Ещё труднее удаётся уложить в голове то, что с приходом врагов зашевелилось в сердцах стольких людей  всё меленькое, подленькое,  что прежде пряталось, словно русалки в тине.  Вот если бы его можно было укротить при помощи волшебной  музыки, как в том сне!  Виктор невольно улыбнулся этой мысли, сознавая, что о другой музыке, кроме той, которую сыграли  вчера ночью они с ребятами в Ворошиловграде,  речи быть не может.

-  О чём это ты, Витя, так глубоко задумался? -  пристально глядя на него, спросил командир Яковенко.

-  Да у меня, Иван Михайлович, одна мысль всё из головы не идёт:  как это мы в мирное время недоглядели за людьми...  Мне в детстве отец много про Гражданскую войну  рассказывал.  Я на селе родился и видел, как кулачьё  над бедняком измывается, как всё село  живёт впроголодь,  а  жирует  за счёт других каких-то две семейки  мироедов.  Потом сломала кулачью  хребет наша Советская власть и  показалось, что теперь уж всё, не будет  у Гражданской войны  продолжения, что остаётся учиться и строить,  создавать новую жизнь, что возврата к прежнему  у людей и в мыслях нет -  сама мысль  такая  и глупа, и оскорбительна. Ведь народ наш поверил в новую жизнь,  в то,  что можно жить лучше, светлее, чем деды жили.  Большинство наших людей  поверили!  Откуда же  они берутся,  эти старосты и полицаи, что готовы фашистам  сапоги лизать? И ведь это, говорят, в каждом селе, на каждом хуторе!

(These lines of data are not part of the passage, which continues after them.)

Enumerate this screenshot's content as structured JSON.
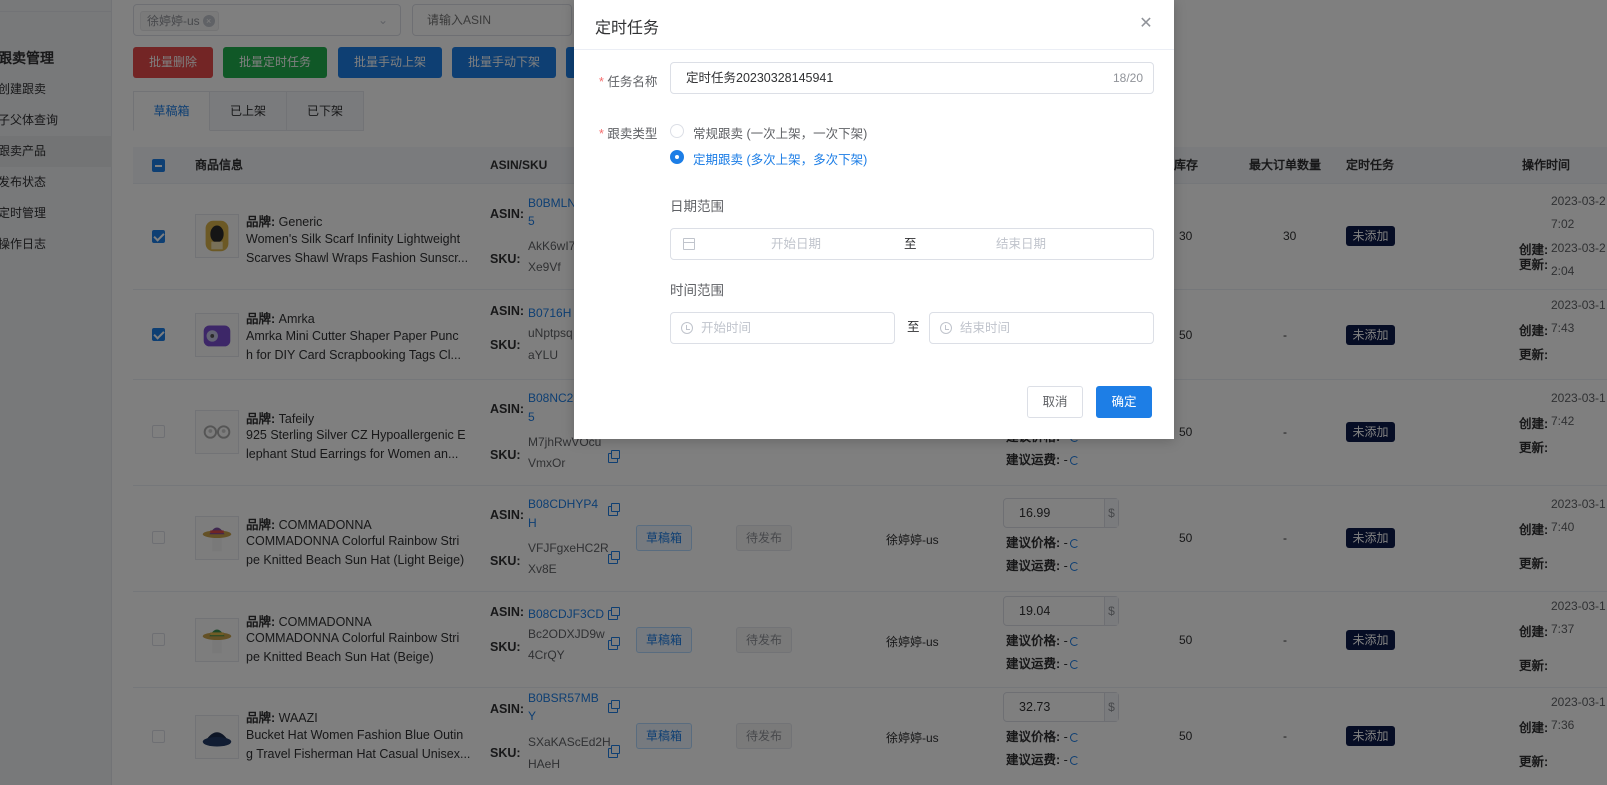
{
  "sidebar": {
    "group_title": "跟卖管理",
    "items": [
      {
        "label": "创建跟卖"
      },
      {
        "label": "子父体查询"
      },
      {
        "label": "跟卖产品"
      },
      {
        "label": "发布状态"
      },
      {
        "label": "定时管理"
      },
      {
        "label": "操作日志"
      }
    ]
  },
  "filters": {
    "store_tag": "徐婷婷-us",
    "asin_placeholder": "请输入ASIN"
  },
  "toolbar": {
    "delete": "批量删除",
    "schedule": "批量定时任务",
    "list_manual": "批量手动上架",
    "delist_manual": "批量手动下架"
  },
  "tabs": [
    "草稿箱",
    "已上架",
    "已下架"
  ],
  "table": {
    "headers": {
      "product": "商品信息",
      "asin_sku": "ASIN/SKU",
      "stock": "库存",
      "max_order": "最大订单数量",
      "schedule": "定时任务",
      "op_time": "操作时间"
    },
    "labels": {
      "brand": "品牌: ",
      "asin": "ASIN:",
      "sku": "SKU:",
      "suggest_price": "建议价格:",
      "suggest_ship": "建议运费:",
      "dash": "-",
      "created": "创建:",
      "updated": "更新:",
      "currency": "$"
    },
    "rows": [
      {
        "brand": "Generic",
        "title1": "Women's Silk Scarf Infinity Lightweight",
        "title2": "Scarves Shawl Wraps Fashion Sunscr...",
        "asin1": "B0BMLN",
        "asin2": "5",
        "sku1": "AkK6wI7c",
        "sku2": "Xe9Vf",
        "stock": "30",
        "max_order": "30",
        "schedule": "未添加",
        "created": "2023-03-2",
        "created_time": "7:02",
        "updated": "2023-03-2",
        "updated_time": "2:04",
        "checked": true
      },
      {
        "brand": "Amrka",
        "title1": "Amrka Mini Cutter Shaper Paper Punc",
        "title2": "h for DIY Card Scrapbooking Tags Cl...",
        "asin1": "B0716H",
        "sku1": "uNptpsq",
        "sku2": "aYLU",
        "stock": "50",
        "max_order": "-",
        "schedule": "未添加",
        "created": "2023-03-1",
        "created_time": "7:43",
        "checked": true
      },
      {
        "brand": "Tafeily",
        "title1": "925 Sterling Silver CZ Hypoallergenic E",
        "title2": "lephant Stud Earrings for Women an...",
        "asin1": "B08NC2",
        "asin2": "5",
        "sku1": "M7jhRwVOcu",
        "sku2": "VmxOr",
        "suggest_price": "建议价格: -",
        "stock": "50",
        "max_order": "-",
        "schedule": "未添加",
        "created": "2023-03-1",
        "created_time": "7:42",
        "checked": false
      },
      {
        "brand": "COMMADONNA",
        "title1": "COMMADONNA Colorful Rainbow Stri",
        "title2": "pe Knitted Beach Sun Hat (Light Beige)",
        "asin1": "B08CDHYP4",
        "asin2": "H",
        "sku1": "VFJFgxeHC2R",
        "sku2": "Xv8E",
        "draft": "草稿箱",
        "pending": "待发布",
        "store": "徐婷婷-us",
        "price": "16.99",
        "stock": "50",
        "max_order": "-",
        "schedule": "未添加",
        "created": "2023-03-1",
        "created_time": "7:40",
        "checked": false
      },
      {
        "brand": "COMMADONNA",
        "title1": "COMMADONNA Colorful Rainbow Stri",
        "title2": "pe Knitted Beach Sun Hat (Beige)",
        "asin1": "B08CDJF3CD",
        "sku1": "Bc2ODXJD9w",
        "sku2": "4CrQY",
        "draft": "草稿箱",
        "pending": "待发布",
        "store": "徐婷婷-us",
        "price": "19.04",
        "stock": "50",
        "max_order": "-",
        "schedule": "未添加",
        "created": "2023-03-1",
        "created_time": "7:37",
        "checked": false
      },
      {
        "brand": "WAAZI",
        "title1": "Bucket Hat Women Fashion Blue Outin",
        "title2": "g Travel Fisherman Hat Casual Unisex...",
        "asin1": "B0BSR57MB",
        "asin2": "Y",
        "sku1": "SXaKAScEd2H",
        "sku2": "HAeH",
        "draft": "草稿箱",
        "pending": "待发布",
        "store": "徐婷婷-us",
        "price": "32.73",
        "stock": "50",
        "max_order": "-",
        "schedule": "未添加",
        "created": "2023-03-1",
        "created_time": "7:36",
        "checked": false
      }
    ]
  },
  "dialog": {
    "title": "定时任务",
    "name_label": "任务名称",
    "name_value": "定时任务20230328145941",
    "name_count": "18/20",
    "type_label": "跟卖类型",
    "type_options": [
      "常规跟卖 (一次上架，一次下架)",
      "定期跟卖 (多次上架，多次下架)"
    ],
    "date_range_title": "日期范围",
    "start_date_placeholder": "开始日期",
    "range_sep": "至",
    "end_date_placeholder": "结束日期",
    "time_range_title": "时间范围",
    "start_time_placeholder": "开始时间",
    "end_time_placeholder": "结束时间",
    "cancel": "取消",
    "confirm": "确定",
    "required_mark": "*"
  }
}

  Яковенко глубоко и протяжно вздохнул.

-  Умный ты хлопец, -  сказал он  с какой-то  отеческой нежностью, но без тени снисходительности. -  И очень верно ты заметил, что полицаи из местных жителей  это продолжение  Гражданской войны. Нам, коммунистам, горько признать,  что рано мы победу праздновали. Может, и правы были некоторые,  кто ругал нас за то, что мы не так боролись, как следовало, а порой  и не с теми.  По крайней мере, отчасти.  Теперь вот фашизм в гору идёт, полмира  под себя  подмял, а фашисты это ведь прямые наследники  белогвардейцев.  Итальянские и испанские фашисты  этого даже  не отрицают. Значит, где-то мы дали слабину, раз враг так высоко поднялся. Это признать приходится. Но не это сейчас главное. Самое главное, что мы, коммунисты, понимать обязаны, это то, что замахнулись мы на невиданно великое дело, а в Великом деле и сопротивление  соразмерно. Ведь мы всему старому и косному вызов бросили. А это война. И вот пришёл враг. Ведь это он на наш вызов ответил! Нам теперь победить надо любой ценой.

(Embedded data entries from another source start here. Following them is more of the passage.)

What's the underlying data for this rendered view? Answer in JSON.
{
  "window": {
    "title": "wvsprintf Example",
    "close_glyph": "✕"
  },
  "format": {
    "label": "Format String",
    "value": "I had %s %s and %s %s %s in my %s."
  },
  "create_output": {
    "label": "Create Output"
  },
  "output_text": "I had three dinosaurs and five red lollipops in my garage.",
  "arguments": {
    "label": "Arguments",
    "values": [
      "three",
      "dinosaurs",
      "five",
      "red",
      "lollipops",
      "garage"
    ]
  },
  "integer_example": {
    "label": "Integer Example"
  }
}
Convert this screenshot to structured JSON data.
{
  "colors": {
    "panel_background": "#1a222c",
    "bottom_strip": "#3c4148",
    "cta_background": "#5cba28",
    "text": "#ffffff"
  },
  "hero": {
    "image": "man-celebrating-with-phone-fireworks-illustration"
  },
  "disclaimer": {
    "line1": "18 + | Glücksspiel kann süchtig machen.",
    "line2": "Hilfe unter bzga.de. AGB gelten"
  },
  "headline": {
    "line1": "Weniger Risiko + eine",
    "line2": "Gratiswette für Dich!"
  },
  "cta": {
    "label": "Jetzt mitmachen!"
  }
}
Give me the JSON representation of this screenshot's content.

 Виктор вспомнил свой довоенный разговор с братом Мишей о главном враге коммуниста.  Не о том, который снаружи, а о том, что внутри. Да, это было непросто. Не всё говорилось честно  вслух, и как знать, всегда ли это было оправдано до такой степени, что умолчание не превращалось в ложь.  Держать людей за серую массу, не способную разобраться в сложной жизненной реальности с одной стороны, а с другой требовать от них массовой сознательности -  следует признать, что это не вполне честно. Теперь пришла пора не на словах, а на деле отделить главное от второстепенного.  И забыть обо всякой мелочности. И сдавать экзамен на верность своим убеждениям. И может быть, если придётся, сполна  расплатиться за ошибки.  Не факт, что именно за свои.  Это и значит -  не мелочиться. Пришло такое время...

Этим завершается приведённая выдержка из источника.